You admit that she earns more than her board and keep. With
those two points determined, the amount she really does earn
should be easy to decide. Please be explicit."
Excerpt from "Alberta Women and Alberta Laws."
Lethbridge Herald. October 8, 1920. p.10.
"I have never figured it out. That is a point for every
man to decide for himself. I do not believe we should bring
the law into family relationships."
Husband's Whim, Wife's Law
"I asked you not to beg the question," the speaker
insisted, "and you have done so to assure me that the wife
is, or should be, without the protection of the law. In
other words, the protection of the law is for every emigrant
who seeks our shores, for every flotsam and jetsam of
civilization or barbarism, except for the wife and mother.
Her only law is her husband's whim; you say the law should
not be brought into the family relationships. I am seeking
to take away some of the iniquitous laws which are already
dividing the home. Now I am proposing to keep right on this
track: until I get an idea from this gentleman as to how
much he thinks a wife earns, and every time he dodges the
issue I shall wait until he returns and renew the attack. Do
you think the wife earns as much as she would doing exactly
the same work for some one other than her husband?"
"That is self evident," the questioner replied, not very
"Good, now we have some point from which to proceed. How
much do you think a woman laboring say 14 or 18 hours a day
could command in the open market, when the 8 hour day is
customary? That would be just about two days work every day.
Would $50.00 per month be too much?"
"I suppose not, but she would have no home, and no one to
take care for her as her husband did," said the questioner
"Again you are evading the issue. I know of no reason why
her husband should not take care of her even if he is just
to her; in fact I have observed that those who are just,
usually care more for their wives than those who are not. If
you are suggesting that the wife should labor all those
years for the affection she receives at the hands of her
husband, I think many women would prefer being paid in a
different kind of coin than that which she received. You can
hardly tell me either that a woman who earns $600 a year
over and above her board can not have a home of her own. She
has earned her husband's home over and over again.
"But this is the point upon which I do insist, if the
wife does not earn half, then decide what she does earn. If
she is not a partner, then she is a servant. If a partner,
she should have her part.
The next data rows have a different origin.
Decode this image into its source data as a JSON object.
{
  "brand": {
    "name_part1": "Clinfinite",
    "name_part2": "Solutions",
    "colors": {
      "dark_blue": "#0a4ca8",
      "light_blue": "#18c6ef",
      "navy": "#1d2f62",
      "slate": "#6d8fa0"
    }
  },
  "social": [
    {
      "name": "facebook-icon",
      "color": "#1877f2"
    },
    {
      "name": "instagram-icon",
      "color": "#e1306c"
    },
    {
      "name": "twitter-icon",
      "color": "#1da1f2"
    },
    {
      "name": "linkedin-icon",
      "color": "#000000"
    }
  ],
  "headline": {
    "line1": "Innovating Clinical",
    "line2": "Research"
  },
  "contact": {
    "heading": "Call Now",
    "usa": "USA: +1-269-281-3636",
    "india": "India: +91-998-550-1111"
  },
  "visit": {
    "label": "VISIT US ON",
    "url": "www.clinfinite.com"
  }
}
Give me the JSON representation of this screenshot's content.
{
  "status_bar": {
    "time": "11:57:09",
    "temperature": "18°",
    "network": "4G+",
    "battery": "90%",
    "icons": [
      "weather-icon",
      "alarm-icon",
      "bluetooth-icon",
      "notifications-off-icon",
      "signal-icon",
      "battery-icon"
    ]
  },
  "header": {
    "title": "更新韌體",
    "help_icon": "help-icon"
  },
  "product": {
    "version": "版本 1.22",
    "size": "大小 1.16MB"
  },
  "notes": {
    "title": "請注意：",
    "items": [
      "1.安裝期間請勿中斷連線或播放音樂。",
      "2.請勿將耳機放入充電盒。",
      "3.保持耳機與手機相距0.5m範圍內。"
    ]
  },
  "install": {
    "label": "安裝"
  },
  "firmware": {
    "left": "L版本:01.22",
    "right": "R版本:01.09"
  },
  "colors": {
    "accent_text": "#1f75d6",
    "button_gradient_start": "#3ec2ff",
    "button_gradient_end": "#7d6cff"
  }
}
If a servant, she should have
wages. I presume that most men if they had to give their
wives the wages they would receive for the same service
elsewhere, should welcome a partnership instead, $600 per
year, or a much smaller sum, laid by every year during
marriage would be a much larger sum than that represented by
the husband's estate.
That Fallacy of support Again
"But you forget that the husband is responsible for the
support of the wife, and that he also and he alone is
responsible for the support of the children. That is the
reason that it is but justice that he be given the
property," another individual offered.
"You are mistaken," the speaker informed him. "At our
last session of the legislature an Act was passed making the
property of the mother equally liable for the support of the
children with that of the father. Besides, according to the
criminal code, the mother had always been equally liable if
by neglect the children suffer. You cannot spring that
reason for the father having all the property.
"As to the husband's liability, for the support of the
wife, that fallacy is a hardly perennial. If you will use
the term: "must give a pittance toward her support," the
term would be more nearly correct, but even that is too much
to use as a real statement of actual facts. A case was
lately tried in Saskatoon where a man found a place for his
wife in the home of his son. Although the wife said that she
could find a place for herself where she should receive
wages and not be nearly so much of a servant, yet the Judge
decided that was "providing for her with the meaning of the
law." The support that a man must according to law give his
wife, would be a joke if it were not a tragedy."